Segundo Adalberto Costa Júnior, a sociedade civil e as entidades com intervenção transversal na sociedade devem preocupar-se com este tipo de incidentes e exigir responsabilização, defendendo que o que interessa a todos os angolanos é a preservação da paz e da estabilidade.
O líder da UNITA reiterou igualmente a condenação do que classificou como "brutalidade policial" e atribuiu directamente ao Governo de João Lourenço a responsabilidade pelo que considera ser um ambiente de "intolerância política".
Adalberto Costa Júnior espera que os acontecimentos no Uíge não tenham servido como um "tipo de experimentação" em clima pré-eleitoral, numa altura em que falta aproximadamente um ano para as próximas Eleições Gerais.
Os confrontos na província do Uíge provocaram pelo menos 31 feridos, dez dos quais em estado grave, após distúrbios registados a partir de sábado, 08 de Agosto de 2026.

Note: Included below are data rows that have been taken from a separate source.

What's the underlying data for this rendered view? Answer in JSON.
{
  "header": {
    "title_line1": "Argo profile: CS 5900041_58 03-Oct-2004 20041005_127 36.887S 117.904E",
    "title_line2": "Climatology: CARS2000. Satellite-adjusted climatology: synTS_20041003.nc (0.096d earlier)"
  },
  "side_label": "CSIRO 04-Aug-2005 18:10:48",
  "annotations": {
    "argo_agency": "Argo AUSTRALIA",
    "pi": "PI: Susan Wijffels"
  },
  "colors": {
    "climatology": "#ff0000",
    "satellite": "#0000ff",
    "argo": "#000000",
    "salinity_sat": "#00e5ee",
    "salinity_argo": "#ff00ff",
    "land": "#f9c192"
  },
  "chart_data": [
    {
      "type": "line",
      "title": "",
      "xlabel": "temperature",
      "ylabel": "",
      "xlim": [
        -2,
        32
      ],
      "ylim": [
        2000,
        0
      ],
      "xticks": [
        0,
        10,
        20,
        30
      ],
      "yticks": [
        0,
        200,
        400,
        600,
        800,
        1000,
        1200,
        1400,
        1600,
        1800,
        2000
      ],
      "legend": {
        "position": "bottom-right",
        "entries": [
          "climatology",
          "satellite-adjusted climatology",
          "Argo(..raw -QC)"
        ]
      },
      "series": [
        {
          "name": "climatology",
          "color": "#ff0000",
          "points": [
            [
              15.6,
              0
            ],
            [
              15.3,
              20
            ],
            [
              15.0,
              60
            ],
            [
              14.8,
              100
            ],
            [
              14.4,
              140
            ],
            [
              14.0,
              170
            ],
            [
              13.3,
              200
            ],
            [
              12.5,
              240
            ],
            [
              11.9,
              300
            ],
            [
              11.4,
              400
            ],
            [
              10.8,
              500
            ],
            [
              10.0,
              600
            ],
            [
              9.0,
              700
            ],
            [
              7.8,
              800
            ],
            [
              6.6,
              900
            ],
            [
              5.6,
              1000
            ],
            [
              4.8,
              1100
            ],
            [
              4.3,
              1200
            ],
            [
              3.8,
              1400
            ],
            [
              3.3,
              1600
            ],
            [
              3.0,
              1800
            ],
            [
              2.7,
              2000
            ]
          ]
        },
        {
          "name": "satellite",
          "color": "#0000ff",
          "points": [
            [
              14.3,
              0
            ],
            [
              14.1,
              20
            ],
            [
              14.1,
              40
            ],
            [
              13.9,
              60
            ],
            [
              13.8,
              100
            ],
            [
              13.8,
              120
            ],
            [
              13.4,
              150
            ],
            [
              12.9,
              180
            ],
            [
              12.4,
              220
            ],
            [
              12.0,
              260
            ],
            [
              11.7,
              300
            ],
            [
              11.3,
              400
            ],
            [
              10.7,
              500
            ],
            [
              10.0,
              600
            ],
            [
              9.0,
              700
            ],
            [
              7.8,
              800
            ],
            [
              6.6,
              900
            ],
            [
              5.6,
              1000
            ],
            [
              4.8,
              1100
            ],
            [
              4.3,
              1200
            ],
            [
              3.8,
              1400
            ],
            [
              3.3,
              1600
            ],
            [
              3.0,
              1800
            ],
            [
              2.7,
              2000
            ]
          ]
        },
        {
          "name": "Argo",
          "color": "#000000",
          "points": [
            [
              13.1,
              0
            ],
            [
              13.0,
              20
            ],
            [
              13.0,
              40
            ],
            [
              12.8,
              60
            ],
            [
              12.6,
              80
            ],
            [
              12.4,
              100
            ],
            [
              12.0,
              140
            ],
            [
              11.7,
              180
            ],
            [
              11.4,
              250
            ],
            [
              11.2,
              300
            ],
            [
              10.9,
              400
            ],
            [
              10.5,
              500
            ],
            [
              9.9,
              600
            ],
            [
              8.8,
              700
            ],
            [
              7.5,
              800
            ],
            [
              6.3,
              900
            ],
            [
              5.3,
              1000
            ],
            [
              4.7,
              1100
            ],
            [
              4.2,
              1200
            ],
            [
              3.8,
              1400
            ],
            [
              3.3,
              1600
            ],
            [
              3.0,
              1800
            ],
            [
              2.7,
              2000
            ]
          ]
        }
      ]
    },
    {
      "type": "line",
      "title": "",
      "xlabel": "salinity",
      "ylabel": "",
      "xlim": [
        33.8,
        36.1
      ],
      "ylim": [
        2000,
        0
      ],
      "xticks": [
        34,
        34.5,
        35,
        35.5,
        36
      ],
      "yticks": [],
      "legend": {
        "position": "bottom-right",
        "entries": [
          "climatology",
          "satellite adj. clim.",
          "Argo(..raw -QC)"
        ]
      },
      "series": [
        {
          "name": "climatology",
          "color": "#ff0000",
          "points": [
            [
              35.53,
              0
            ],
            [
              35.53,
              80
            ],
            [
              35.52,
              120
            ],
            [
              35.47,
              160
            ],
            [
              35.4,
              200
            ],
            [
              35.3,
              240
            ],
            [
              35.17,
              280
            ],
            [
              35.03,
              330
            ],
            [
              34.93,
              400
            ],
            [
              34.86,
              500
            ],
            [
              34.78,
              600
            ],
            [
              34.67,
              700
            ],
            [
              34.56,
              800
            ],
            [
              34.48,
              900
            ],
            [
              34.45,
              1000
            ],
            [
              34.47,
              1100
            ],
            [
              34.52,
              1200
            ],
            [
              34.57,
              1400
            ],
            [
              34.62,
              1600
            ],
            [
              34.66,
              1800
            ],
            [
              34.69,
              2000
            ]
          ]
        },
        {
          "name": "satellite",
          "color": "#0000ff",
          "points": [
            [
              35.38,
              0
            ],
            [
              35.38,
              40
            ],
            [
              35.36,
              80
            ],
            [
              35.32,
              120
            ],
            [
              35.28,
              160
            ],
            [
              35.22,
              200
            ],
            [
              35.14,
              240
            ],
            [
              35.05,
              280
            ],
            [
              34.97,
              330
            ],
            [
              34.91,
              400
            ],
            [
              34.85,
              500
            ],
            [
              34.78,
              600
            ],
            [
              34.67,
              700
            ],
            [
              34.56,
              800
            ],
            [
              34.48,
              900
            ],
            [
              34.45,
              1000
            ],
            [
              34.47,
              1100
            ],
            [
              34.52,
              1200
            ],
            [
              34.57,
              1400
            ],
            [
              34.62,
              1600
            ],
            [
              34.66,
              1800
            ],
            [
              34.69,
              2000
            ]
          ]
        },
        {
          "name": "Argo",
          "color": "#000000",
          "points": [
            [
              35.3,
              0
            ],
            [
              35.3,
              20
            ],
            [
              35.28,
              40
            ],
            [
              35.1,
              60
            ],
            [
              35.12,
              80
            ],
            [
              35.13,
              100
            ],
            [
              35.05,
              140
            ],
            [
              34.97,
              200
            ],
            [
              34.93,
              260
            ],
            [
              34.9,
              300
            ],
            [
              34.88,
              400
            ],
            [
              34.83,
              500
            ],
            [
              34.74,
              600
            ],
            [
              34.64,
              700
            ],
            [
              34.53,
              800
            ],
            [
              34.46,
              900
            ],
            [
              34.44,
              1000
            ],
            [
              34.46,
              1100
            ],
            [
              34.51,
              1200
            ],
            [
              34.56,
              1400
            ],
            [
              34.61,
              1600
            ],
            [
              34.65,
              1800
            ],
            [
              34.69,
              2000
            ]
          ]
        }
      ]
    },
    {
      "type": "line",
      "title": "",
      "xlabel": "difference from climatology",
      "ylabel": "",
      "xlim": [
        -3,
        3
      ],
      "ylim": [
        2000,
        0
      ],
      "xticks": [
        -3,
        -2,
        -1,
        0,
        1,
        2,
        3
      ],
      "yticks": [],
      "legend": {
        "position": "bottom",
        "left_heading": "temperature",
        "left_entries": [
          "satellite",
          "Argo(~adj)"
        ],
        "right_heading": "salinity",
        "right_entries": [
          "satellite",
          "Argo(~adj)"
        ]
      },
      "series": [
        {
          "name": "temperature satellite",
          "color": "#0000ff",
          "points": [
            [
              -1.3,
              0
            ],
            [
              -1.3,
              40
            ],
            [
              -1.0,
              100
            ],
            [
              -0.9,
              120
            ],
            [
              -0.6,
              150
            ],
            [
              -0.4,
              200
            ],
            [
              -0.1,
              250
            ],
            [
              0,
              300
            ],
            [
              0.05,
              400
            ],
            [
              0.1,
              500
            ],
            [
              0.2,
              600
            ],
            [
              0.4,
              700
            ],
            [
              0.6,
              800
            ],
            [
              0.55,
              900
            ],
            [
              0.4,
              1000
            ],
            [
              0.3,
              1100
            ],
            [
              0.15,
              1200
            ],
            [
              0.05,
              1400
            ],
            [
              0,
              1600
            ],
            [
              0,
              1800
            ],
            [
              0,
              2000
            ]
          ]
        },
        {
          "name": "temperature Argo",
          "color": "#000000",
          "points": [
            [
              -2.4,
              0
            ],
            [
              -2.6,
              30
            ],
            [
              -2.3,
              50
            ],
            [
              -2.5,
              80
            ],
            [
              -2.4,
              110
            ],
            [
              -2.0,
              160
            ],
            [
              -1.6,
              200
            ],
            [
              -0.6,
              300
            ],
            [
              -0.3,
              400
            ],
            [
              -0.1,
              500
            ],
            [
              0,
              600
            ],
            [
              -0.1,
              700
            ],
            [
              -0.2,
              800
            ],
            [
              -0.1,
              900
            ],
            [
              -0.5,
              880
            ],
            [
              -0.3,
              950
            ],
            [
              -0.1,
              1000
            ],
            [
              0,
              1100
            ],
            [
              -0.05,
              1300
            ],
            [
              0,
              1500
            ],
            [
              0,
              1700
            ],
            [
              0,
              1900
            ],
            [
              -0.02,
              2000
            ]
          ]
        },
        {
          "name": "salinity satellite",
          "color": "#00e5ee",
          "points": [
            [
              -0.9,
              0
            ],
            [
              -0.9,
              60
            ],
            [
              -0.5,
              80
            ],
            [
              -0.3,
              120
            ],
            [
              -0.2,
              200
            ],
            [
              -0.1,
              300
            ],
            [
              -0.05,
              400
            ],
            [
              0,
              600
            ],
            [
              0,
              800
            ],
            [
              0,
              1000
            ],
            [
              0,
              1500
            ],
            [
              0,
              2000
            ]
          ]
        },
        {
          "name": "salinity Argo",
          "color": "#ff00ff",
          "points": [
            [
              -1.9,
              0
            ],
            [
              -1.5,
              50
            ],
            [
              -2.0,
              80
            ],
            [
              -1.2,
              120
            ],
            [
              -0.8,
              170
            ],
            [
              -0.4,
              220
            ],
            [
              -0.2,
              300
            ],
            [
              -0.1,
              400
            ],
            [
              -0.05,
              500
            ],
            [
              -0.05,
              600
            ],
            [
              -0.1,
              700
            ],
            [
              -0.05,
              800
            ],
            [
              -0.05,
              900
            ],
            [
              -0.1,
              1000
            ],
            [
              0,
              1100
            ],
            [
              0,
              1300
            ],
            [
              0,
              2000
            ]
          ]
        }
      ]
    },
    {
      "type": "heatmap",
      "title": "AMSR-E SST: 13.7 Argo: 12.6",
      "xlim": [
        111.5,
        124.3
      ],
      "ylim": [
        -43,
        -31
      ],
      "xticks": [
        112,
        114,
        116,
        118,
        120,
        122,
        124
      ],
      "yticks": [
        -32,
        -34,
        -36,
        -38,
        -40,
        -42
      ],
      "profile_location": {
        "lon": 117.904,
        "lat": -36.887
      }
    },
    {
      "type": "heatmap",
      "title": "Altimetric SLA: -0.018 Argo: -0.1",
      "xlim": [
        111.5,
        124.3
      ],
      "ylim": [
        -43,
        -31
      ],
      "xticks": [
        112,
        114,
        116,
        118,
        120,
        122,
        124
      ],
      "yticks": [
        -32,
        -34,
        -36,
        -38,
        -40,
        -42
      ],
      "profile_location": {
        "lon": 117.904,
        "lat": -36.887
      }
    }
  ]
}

Os incidentes ocorreram durante as preparações para o acto central comemorativo do 92º aniversário de Jonas Savimbi, fundador da UNITA, e para o acampamento nacional da JURA, braço juvenil do partido.
Os confrontos envolveram grupos de jovens ligados ao MPLA e à UNITA.
Perante os incidentes, efectivos da Polícia Nacional interditaram acessos e estabeleceram um forte cordão de segurança em torno da sede provincial da UNITA.